A self-proclaimed industrial organization economist with interests in labor economics, Alderman realized she wanted to pursue a career in teaching and research and become a professor after working as a research assistant alongside Roger Blair, a professor in UF’s economics department.
Industrial organization is the study of market structures and how firms interact with each other in markets while trying to maximize profits. In some cases, firms have incentives to skirt the law, or they hurt people for the benefit of the firm's profits, whether that be the people they're purchasing from or selling to. Antitrust laws establish rules so businesses stay within certain constraints and don’t hurt society at large.
“I hope that the work I do will help policymakers and everyday Americans understand how the companies around them are functioning and how consumer prices are influenced as a result,” Alderman said. “Economics impacts so many people, it is an area in which there is a unique opportunity for impact.”
Alderman has co-authored multiple publications, including a book she wrote with Blair, which is under contract with Cambridge University Press.
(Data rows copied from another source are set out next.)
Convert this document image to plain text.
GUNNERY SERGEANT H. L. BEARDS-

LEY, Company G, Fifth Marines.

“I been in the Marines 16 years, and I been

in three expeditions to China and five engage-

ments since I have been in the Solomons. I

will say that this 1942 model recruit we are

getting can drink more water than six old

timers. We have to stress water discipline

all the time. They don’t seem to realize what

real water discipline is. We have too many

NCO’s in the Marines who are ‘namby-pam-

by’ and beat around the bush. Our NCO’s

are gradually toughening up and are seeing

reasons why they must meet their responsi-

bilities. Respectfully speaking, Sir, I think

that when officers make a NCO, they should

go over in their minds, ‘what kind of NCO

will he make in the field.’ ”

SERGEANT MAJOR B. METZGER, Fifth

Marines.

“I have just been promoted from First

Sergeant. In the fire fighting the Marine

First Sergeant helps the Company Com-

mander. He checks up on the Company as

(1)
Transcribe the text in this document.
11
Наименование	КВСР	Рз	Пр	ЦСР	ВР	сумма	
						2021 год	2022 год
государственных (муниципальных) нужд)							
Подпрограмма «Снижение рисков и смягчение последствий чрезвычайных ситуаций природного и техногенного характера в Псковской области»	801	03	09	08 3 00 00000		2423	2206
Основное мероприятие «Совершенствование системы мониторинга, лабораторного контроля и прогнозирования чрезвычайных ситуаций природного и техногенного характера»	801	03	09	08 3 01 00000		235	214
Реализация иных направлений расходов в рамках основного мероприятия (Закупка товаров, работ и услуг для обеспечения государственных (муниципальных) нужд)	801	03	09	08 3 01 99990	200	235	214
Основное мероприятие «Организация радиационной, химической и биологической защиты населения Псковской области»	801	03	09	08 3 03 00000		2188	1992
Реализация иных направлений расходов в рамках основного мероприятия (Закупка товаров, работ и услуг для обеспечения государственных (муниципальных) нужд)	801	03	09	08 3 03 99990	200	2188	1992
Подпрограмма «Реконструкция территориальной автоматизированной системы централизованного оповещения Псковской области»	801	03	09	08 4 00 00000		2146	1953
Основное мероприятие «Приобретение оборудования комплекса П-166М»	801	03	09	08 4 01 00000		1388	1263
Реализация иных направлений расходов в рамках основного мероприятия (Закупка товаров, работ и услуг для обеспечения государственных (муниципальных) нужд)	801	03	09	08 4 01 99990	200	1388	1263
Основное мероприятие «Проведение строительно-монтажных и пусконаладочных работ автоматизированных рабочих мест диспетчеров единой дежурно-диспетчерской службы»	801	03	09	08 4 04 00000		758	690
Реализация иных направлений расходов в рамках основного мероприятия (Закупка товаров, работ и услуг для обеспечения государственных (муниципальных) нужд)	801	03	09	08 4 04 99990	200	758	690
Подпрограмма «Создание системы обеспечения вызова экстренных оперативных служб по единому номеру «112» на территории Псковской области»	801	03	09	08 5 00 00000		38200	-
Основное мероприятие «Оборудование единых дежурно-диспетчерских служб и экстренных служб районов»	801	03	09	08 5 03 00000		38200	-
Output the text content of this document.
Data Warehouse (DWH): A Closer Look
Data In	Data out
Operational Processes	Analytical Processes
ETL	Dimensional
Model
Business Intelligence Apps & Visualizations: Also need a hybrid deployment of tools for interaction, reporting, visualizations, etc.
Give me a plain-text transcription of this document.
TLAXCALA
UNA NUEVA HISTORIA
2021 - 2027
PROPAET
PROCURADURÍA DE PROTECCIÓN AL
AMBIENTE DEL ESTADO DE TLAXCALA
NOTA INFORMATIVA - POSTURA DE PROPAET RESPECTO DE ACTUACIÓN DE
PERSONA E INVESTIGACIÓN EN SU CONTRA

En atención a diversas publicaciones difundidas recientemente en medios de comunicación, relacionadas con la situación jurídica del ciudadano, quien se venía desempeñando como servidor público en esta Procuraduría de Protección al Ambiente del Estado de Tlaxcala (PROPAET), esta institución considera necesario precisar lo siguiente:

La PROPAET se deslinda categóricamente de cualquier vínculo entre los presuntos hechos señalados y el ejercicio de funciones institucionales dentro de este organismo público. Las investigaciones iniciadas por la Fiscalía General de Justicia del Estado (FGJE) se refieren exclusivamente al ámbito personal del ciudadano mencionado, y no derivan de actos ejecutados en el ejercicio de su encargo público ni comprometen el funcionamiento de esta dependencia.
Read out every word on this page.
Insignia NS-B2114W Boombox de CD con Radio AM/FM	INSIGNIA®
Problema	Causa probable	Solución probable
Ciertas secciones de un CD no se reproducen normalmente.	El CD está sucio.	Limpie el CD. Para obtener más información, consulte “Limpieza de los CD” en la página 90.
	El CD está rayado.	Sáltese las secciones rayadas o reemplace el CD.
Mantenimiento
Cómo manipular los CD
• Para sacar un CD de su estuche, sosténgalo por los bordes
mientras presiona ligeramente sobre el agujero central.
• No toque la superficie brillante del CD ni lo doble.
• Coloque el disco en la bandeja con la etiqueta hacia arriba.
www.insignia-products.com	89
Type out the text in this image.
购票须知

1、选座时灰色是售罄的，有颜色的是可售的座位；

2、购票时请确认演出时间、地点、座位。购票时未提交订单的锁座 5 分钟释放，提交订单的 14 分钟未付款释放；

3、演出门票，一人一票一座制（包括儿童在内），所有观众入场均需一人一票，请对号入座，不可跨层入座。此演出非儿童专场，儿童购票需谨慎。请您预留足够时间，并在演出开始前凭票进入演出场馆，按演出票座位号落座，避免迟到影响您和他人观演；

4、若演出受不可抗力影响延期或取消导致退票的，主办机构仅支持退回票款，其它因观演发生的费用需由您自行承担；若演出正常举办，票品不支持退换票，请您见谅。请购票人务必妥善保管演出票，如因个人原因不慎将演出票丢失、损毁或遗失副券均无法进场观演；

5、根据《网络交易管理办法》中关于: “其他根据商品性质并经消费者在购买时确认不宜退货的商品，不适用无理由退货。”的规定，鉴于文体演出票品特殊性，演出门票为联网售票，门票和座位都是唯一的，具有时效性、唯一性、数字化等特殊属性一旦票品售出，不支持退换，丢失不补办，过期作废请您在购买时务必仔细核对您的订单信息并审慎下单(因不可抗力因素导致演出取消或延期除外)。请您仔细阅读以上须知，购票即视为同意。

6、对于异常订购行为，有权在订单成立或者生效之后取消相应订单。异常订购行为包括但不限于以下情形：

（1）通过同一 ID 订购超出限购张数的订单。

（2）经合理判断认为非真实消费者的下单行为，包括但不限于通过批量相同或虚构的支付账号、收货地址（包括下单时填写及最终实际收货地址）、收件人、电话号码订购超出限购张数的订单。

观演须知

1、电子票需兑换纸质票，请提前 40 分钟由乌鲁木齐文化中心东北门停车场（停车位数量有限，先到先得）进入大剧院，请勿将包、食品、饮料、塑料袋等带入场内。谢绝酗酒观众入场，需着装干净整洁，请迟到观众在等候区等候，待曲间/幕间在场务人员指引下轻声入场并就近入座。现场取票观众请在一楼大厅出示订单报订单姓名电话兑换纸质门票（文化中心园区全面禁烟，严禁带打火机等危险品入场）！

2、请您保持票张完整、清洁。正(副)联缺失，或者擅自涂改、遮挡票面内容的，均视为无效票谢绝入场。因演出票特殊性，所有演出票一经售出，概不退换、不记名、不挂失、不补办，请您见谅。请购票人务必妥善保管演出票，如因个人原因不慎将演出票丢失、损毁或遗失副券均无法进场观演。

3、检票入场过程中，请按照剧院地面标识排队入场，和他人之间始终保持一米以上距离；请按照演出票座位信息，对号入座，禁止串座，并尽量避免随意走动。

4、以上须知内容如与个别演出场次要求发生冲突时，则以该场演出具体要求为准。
She is currently conducting research with Blair related to monopsony power, which is when a single buyer purchases so much of a good or service that it can influence prices. In the labor market, this can lead to wage suppression.
Alderman has also written on collusion among the four major meatpackers in the fed cattle market, which leads to higher beef prices. Having conversations and making the public more aware of these issues can help consumers be more informed, she said.
Alderman also plays an important role in diversifying a field that remains among the most homogenous in academia, with females comprising only 22% of tenure or tenure-track economics professors, according to a survey by the American Economic Association. Black people make up only 2% of full professors, according to the same survey.
“Throughout my education, I've been in spaces where there are not a lot of Black women,” Alderman said. “Somebody has to pave the way and break the glass ceiling, and I'm happy to be the one to do it so it's a little easier for somebody else in the future.”
Alderman is excited for this next phase in life, although she will miss watching the Gators play football on Saturdays with her father, a UF alumnus. She will be sure to find a local spot to watch the games in Massachusetts, she said.
“My experience at UF helped me develop into a more humbled academic while still being a confident individual,” Alderman said. “I am so grateful for the opportunities I’ve had here and how they’ve shaped me into the person I am today.”